The contaminant, which has seeped into several of the town’s drinking water wells, is suspected to have been dumped into the soil back in the 1950s and 1960s by industrial sites owned by Goodrich Corporation and Black & Decker. Both companies, most likely under contract with the Department Of Defense, operated weapons manufacturing facilities which used massive quantities of rocket fuel. According to former employees at the plant, rocket fuel routinely leaked from the facility during operations and workers regularly disposed of rocket fuel in unlined pits behind the plant.
After many years of negotiations, despite their responsibility, Goodrich Corporation and Black & Decker still¹ have not agreed to clean their toxic waste from the environment in northern Rialto.
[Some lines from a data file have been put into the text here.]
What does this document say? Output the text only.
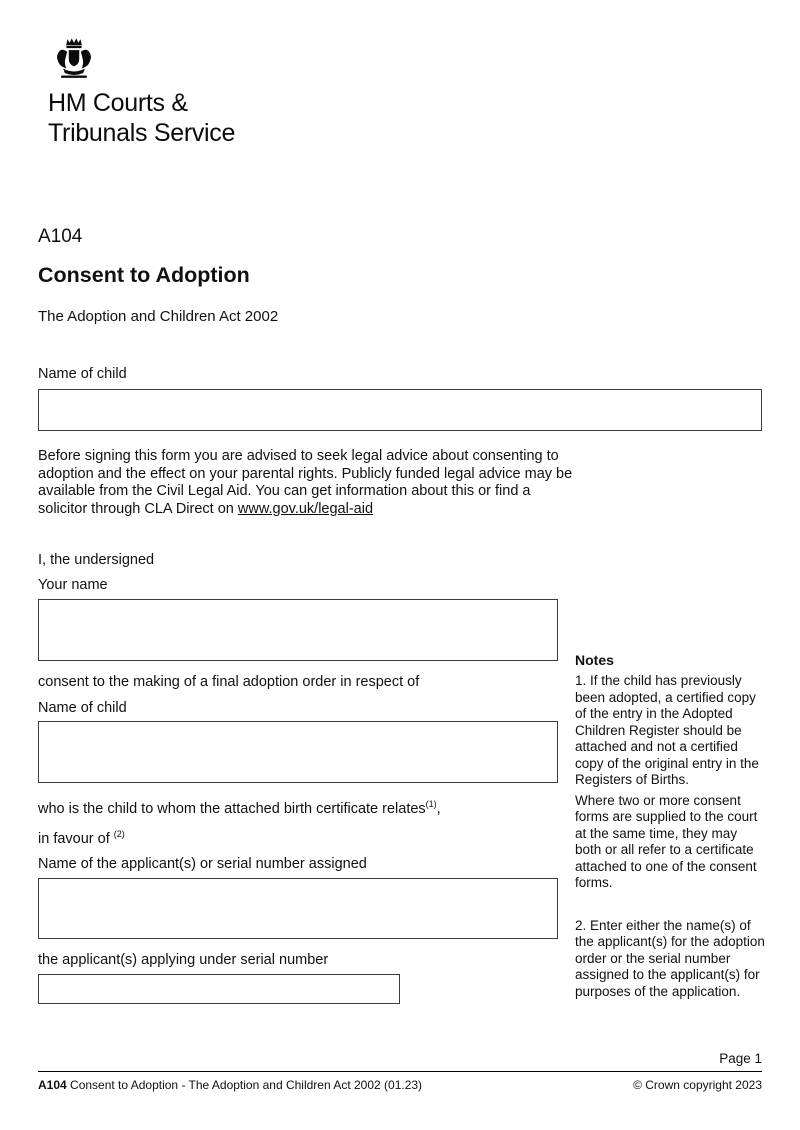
HM Courts &
Tribunals Service
A104
Consent to Adoption
The Adoption and Children Act 2002
Name of child

Before signing this form you are advised to seek legal advice about consenting to adoption and the effect on your parental rights. Publicly funded legal advice may be available from the Civil Legal Aid. You can get information about this or find a solicitor through CLA Direct on www.gov.uk/legal-aid

I, the undersigned
Your name
consent to the making of a final adoption order in respect of
Name of child

who is the child to whom the attached birth certificate relates$^{(1)}$,

in favour of $^{(2)}$

Name of the applicant(s) or serial number assigned
the applicant(s) applying under serial number
Notes

1. If the child has previously been adopted, a certified copy of the entry in the Adopted Children Register should be attached and not a certified copy of the original entry in the Registers of Births.

Where two or more consent forms are supplied to the court at the same time, they may both or all refer to a certificate attached to one of the consent forms.

2. Enter either the name(s) of the applicant(s) for the adoption order or the serial number assigned to the applicant(s) for purposes of the application.

Page 1
A104 Consent to Adoption - The Adoption and Children Act 2002 (01.23)	© Crown copyright 2023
While the companies delay, many Rialto citizens drink water that is polluted by rocket fuel and related chemicals. Studies have shown that perchlorate consumption, at the levels measured in the affected wells, can lead to Attention Deficit Disorder, learning disabilities and decreased IQ. Victims of this incident, like William Acosta, now living in San Bernardino, suffer from both of these symptoms.
With several other wells unusable due to contamination, the drought-prone city teeters on the brink of running out of water. Residents have also been forced to pay water bill price hikes to pursue the polluters for clean water. 
On September 13, 2005 the Rialto city council voted to dissolve the Rialto Police Department and replace it with a contract with the San Bernardino County sheriff's department. Soon after the vote, a San Bernardino County court issued an injunction on the change because the vote was done in secret. As a result two city council members, Ed Scott and Winfred Lee Hansen, are up for recall.
The movie Transformers and several commercials by UPS and car ads have been shot on the local Interstate 210 between Alder Ave. and Linden Ave.